CPA Canada survey found concern about numerous external risks facing the economy

business economy pessimism

A new survey by the Chartered Professional Accountants of Canada says pessimism about the prospects of the national economy over the next 12 months is growing among Canadian business leaders.

The CPA Canada Business Monitor found that pessimism among the professional accountants jumped to 35 per cent in the fourth quarter of last year, which was up from 28 per cent in the previous quarter. A year ago, it was 16 per cent.

On the flip side, optimism was at 26 per cent, which was its lowest level since 2016 and down sharply from 48 per cent in the fourth quarter of 2017.

“Despite the recent spate of strong economic data, the sharp deterioration in economic sentiment highlights that Canada’s business leaders are rightly worried about the numerous external risks facing the economy,” said Joy Thomas, president and CEO of CPA Canada, in a statement.

“The government took several steps to improve business investment in the fall economic statement, but further actions can still be taken to strengthen Canada competitively and support sustainable economic growth.
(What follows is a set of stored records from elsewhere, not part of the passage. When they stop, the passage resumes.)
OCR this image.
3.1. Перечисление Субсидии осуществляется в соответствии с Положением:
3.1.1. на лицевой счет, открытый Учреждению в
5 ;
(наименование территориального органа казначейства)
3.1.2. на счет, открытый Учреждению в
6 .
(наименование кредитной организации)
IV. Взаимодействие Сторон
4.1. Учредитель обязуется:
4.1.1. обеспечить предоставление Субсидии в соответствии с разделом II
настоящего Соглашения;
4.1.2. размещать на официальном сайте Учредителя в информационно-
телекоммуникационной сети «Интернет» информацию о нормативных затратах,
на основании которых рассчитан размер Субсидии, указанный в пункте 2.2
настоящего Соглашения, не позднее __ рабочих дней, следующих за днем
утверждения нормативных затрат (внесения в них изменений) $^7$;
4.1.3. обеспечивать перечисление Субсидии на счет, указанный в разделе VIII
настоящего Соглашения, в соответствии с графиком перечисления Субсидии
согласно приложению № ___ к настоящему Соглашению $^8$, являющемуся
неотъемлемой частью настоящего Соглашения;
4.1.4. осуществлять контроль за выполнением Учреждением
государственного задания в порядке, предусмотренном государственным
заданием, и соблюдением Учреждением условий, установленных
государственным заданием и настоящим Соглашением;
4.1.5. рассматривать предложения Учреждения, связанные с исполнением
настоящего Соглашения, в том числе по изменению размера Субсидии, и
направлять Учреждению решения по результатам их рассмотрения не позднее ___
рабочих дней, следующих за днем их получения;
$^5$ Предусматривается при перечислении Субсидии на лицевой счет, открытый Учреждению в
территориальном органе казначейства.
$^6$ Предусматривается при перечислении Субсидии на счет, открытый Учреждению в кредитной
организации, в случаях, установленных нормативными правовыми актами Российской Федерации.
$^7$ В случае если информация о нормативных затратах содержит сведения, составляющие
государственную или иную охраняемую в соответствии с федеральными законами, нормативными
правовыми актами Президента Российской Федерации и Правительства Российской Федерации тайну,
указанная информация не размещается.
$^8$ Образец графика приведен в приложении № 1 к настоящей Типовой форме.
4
As optimism in the economy softens, Canadian business leaders are looking for a federal fiscal plan that charts a return to budgetary balance and addresses other factors contributing to economic uncertainty.

“Business executives are among the many groups wanting the government to signal its intention to review the country’s tax system; if not the government, then one of the other parties during the coming election.”

The top three challenges to the Canadian economy cited by survey participants are protectionist trade sentiment in U.S. (18 per cent), uncertainty surrounding the Canadian economy (15 per cent) and oil prices (12 per cent).

Here are some of the key findings from the survey:

  • company optimism is down to 49 per cent from 61 per cent a year ago;
  • 64 per cent foresee increased company revenues (72 per cent in quarter four 2017);
  • 57 per cent expect increased profits (64 per cent in quarter four 2017);
  • 39 per cent expect employee numbers to increase (50 per cent in quarter four 2017);
  • the top priorities cited by survey participants for their own businesses in 2019 are: increasing sales within Canada (21 per cent), reducing costs (16 per cent) and, tied at 13 per cent, attracting/retaining employees and improving productivity;
  • 77 per cent think the federal government should use the upcoming budget to set a date for a return to a balanced budget;
  • 58 per cent believe the promised review of Canada’s regulatory system made in the federal government’s fall economic update would be helpful;
  • 79 per cent think a comprehensive review of Canada’s tax system is required with 66 per cent calling for political parties to make prioritizing that review part of their 2019 federal election campaign platforms.